As far as i know, a copy constructor is invoked in the following scenarios :
1) Pass by value
2) Return by value
3) When you create and initialize a new obje
In your exampe the structure is small enough therefore it is passed through a register. The generated code is similar to Return value optimization. Construct a more complicated example, and you'll see the behavior expected.
The part of the standard which tells you when compilers may elide copies is 12.8/15. It's always up to the compiler whether to do actually perform the elision. There are two legal situations, plus any combination of them:
"in a return statement in a function with a class return type, when the expression is the name of a non-volatile automatic object with the same cv-unqualified type as the function return type"
"when a temporary class object that has not been bound to a reference would be copied to a class object with the same cv-unqualified type".
The former is usually referred to as the "named return value optimization", and it's what permits the output you're seeing in your example. The latter in effect turns copy-initialization into direct initialization, and could occur for instance if your code did Example x = Example();
.
Other copy elisions are not permitted, except of course that the usual "as-if" rules apply. So if the copy constructor has tracing in, then the following code must call it:
Example x;
Example y = x;
But if x were otherwise unused, and the cctor had no side-effects, then I think it could be optimized away, just like any other code that does nothing.

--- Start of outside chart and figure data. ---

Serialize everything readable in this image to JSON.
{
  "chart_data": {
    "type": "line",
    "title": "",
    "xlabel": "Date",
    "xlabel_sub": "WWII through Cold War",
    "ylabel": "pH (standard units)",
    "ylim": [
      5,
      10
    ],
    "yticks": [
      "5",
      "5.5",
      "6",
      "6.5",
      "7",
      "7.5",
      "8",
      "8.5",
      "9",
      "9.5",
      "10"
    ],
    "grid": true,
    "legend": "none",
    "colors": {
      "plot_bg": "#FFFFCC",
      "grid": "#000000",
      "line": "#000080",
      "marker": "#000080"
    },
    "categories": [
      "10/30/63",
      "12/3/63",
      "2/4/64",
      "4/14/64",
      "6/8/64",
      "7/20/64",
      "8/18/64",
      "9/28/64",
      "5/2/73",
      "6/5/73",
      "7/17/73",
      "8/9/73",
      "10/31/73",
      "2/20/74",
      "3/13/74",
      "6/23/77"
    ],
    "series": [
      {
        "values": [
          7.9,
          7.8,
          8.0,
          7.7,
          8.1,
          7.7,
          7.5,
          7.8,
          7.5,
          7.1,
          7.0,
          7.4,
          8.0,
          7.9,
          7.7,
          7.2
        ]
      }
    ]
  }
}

When doing x = funct(); the compiler notices that it will be directly returned and thus avoids a useless construction. That's also why you will only get two destructor calls.
This is a example why sometimes working with "copy" isn't necessarily a lost of performances.
A copy constructor might not be invoked when you return by value. Some compilers use return value optimization feature.
Read about "Return Value Optimization"
g++ v4.4.1 has an option to suppress "elide" optimizations:
tst@u32-karmic$ g++ -fno-elide-constructors Example.cpp -o Example tst@u32-karmic$ ./Example Default constructor called. Calling funct.. Default constructor called. Copy constructor called. Dtor invoked Assignment operator called. Dtor invoked Dtor invoked
As you can see the copy constructor is now called!